Cuplikan novel ini menceritakan mengenai kondisi suatu desa bernama
Dukuh Paruk pada saat musim kemarau, dimana ribuan hektare sawah yang mengelilingi Dukuh Paruk kering kerontang hingga menemukan genangan air selebar telapak kaki sangatlah susah. Desa Dukuh Paruk memiliki dua puluh tiga rumah, dihuni orang orang seketurunan. dan seketika cerita berfokus terhadap ketiga orang laki – laki yang bernama Rasus, Warta, dan Darsun, dimana cerita menceritakan mereka sedang mencoba untuk mencabut sebatang singkong dari tanah. Dengan bersusah payah dan mencoba berbagai cara, pada akhirnya mereka pun dapat mencabut sebatang singkong tersebut, dan dibagi antara bertiga. setelah ketiga laki – laki itu selesai makan, mereka bertemu Srintil, yaitu seorang perawan kecil yang sedang merangkai mahkota dari daun nangka. Karena letak Dukuh Paruk berada di tengah amparan sawah yang sangat luas, maka tenggelamnya matahari pun tampak dengan jelas, dan cuplikan novel pun berhenti pada saat bulan mencapai puncak langit. Menurut saya, walaupun cuplikan novel ini sangat bagus dalam penggambaran situasi baik lingkungan ataupun waktu, tetapi cuplikan novel ini kurang bagus dikarenakan penggunaan kata yang menurut saya rumit bagi pembaca baru pada novel ini, memberikan cerita yang kurang lengkap, dan tidak terlalu menggambarkan cerita penuh yang ada pada novel Ronggeng Dukuh Paruk.

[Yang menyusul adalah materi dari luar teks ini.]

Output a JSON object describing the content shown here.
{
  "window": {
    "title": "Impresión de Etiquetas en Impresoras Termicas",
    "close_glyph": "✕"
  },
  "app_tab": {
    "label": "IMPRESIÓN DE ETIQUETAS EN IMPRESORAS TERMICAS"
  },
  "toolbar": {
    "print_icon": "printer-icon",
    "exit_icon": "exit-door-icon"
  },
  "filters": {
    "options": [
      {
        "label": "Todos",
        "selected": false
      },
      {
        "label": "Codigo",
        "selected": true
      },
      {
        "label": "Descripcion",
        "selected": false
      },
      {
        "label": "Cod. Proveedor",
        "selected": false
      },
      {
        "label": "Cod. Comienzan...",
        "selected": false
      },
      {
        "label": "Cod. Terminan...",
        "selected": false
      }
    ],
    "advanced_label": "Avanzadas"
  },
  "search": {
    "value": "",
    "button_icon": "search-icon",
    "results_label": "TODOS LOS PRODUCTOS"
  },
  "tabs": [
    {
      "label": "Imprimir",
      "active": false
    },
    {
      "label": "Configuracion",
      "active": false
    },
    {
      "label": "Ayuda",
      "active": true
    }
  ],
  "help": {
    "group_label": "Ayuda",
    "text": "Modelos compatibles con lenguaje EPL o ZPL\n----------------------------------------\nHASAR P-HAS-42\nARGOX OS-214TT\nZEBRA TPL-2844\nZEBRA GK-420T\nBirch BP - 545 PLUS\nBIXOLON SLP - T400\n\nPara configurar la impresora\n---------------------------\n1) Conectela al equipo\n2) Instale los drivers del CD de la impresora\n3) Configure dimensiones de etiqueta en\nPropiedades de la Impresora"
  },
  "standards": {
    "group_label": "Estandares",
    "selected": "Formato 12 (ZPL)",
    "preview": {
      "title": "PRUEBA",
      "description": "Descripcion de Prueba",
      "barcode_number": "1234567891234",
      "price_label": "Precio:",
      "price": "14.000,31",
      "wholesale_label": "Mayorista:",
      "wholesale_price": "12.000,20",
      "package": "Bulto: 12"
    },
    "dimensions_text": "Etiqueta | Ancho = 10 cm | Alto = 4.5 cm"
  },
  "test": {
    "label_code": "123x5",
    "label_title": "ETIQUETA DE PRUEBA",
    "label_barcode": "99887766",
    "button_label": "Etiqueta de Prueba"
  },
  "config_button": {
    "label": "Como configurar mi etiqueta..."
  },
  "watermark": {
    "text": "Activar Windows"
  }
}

Menurut saya, penggambaran situasi yang digunakan pada cuplikan novel
ini sangatlah bagus. Pada saat saya membaca pertama kali, saya dapat menggambarkan langsung dalam kepala saya lingkungan dimana cerita berada, dan juga pada waktu kapan kejadian tersebut terjadi dalam cuplikan novel tersebut. Contoh dari penggambaran lingkungan ini adalah “Kedua unggas itu telah melayang beratus-ratus kilometer mencari genangan air.” dan “Udara panas berbulan – bulan mengeringkan berjenis biji – bijian.” dimana dengan kalimat tersebut, saya bisa langsung menggambarkan bahwa lokasi adegan terletak pada tempat yang sedang mengalami kemarau akibat susahnya menemukan air. Dan penggambaran waktu juga sangatlah bagus, seperti “Hilangnya cahaya matahari telah dinanti oleh kelelawar dan kalong.” memberitahu bahwa adegan terjadi pada saat matahari tenggelam. Penggambaran waktu dan lingkungan ini tidaklah langsung digambarkan, tetapi disembunyikan oleh penulis dalam kalimat – kalimat, tetapi mudah untuk dimengerti bagi pembaca pemula. Tetapi, saya tidak terlalu menyukai penggunaan kata yang rumit, seperti “kulit polongnya”, “bromocorah”, “kemenyan” merupakan kata - kata yang sulit untuk dicerna bagi pembaca pemula. dan juga salah satu hal yang saya kurang suka dari cuplikan novel ini merupakan penggambaran cerita yang kurang lengkap, seperti pada cuplikan novel disebutkan karakter yang bernama Ki Secamenggala, yang merupakan seorang bromocorah, yang tidak memiliki dampak terhadap cerita pada cuplikan novel tersebut karena cerita langsung menggantikan tokoh ke cerita yang lain, sehingga membingungkan para pembaca.
Rekomendasi saya terhadap pembaca adalah anda untuk membaca novel
Ronggeng Dukuh Paruk, dan bukan cuplikannya, dan untuk penulisnya, untuk menggunakan kata yang dapat dicerna oleh kaum – kaum muda. Tetapi cerita “Ronggeng Dukuh Paruk” ini menurut saya tetap bagus dan memiliki cerita yang unik, dan penggambaran yang bagus.